Assurant expects growth at Connected Living and Global Automotive to continue to drive top line improvement at Global Lifestyle. The company is enhancing the Connected Living platform with innovative products and services and adding new partnerships with leading brands. These initiatives are projected to double the margins in Connected Living to 8% over the long term.

The company’s inorganic growth story remains impressive, adding capabilities to its compelling product portfolio.

Assurant has a disciplined capital management policy in place. It intends to utilize 50% of its free cash flow to repurchase shares. The company also has a solid track of increasing dividend each year.  Its dividend yield of 2.6% betters the industry yield of 2.3%.

This premier provider of specialized insurance products in North America and other selected overseas markets sports an impressive VGM Score of A. Back-tested results show that stocks with a favorable Value Score of A or B coupled with a solid Zacks Rank #1 (Strong Buy) and 2 (Buy) offer the best investment opportunity.

Its valuation looks attractive at the current level as the price-to-book multiple of 1.1 is lower than the industry average of 1.3. The company has an impressive Value Score of A. Value Score helps to find undervalued stocks.

Shares of this Zacks Rank #2 insurer have lost nearly 3% in a year compared with the industry’s decrease of 22.3% and the Zacks S&P 500 composite’s decline of 6.7%.

The Zacks Consensus Estimate for 2019 earnings is pegged at $8.48 per share, indicating 44.2% year-over-year increase on 18.6% revenue growth.
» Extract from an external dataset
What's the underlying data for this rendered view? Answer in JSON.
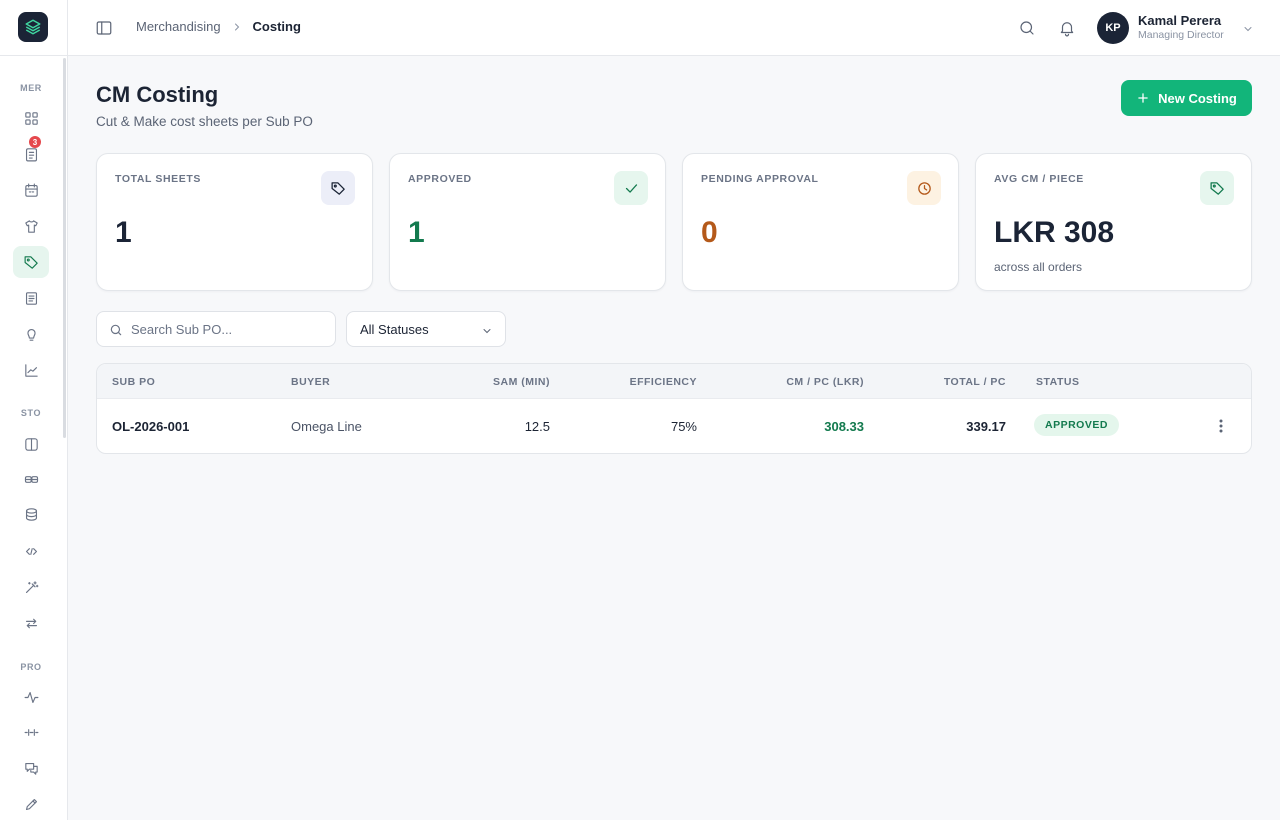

The company has a solid track of outperforming earnings expectations in the last eight quarters, reflecting operational excellence.  

Other Stocks to Consider

Investors interested in multiline insurers can look at MGIC Investment Corporation (MTG - Free Report) , Cigna Corporation (CI - Free Report) and MetLife, Inc. (MET - Free Report) .

MGIC Investment provides private mortgage insurance and ancillary services to lenders and government sponsored entities in the United States. The company delivered a 33.33% positive surprise in the last reported quarter. The stock sports a Zacks Rank #1. You can see the complete list of today’s Zacks #1 Rank stocks here.

Cigna provides health services such as medical, dental, behavioral health, pharmacy, vision, supplemental benefits, among others. The company delivered a 11.30% positive surprise in the last reported quarter. The stock carries a Zacks Rank #2.

MetLife engages in insurance, annuities, employee benefits, and asset management businesses. It came up with 10.40% positive surprise in the last reported quarter. The stock carries a Zacks Rank #2.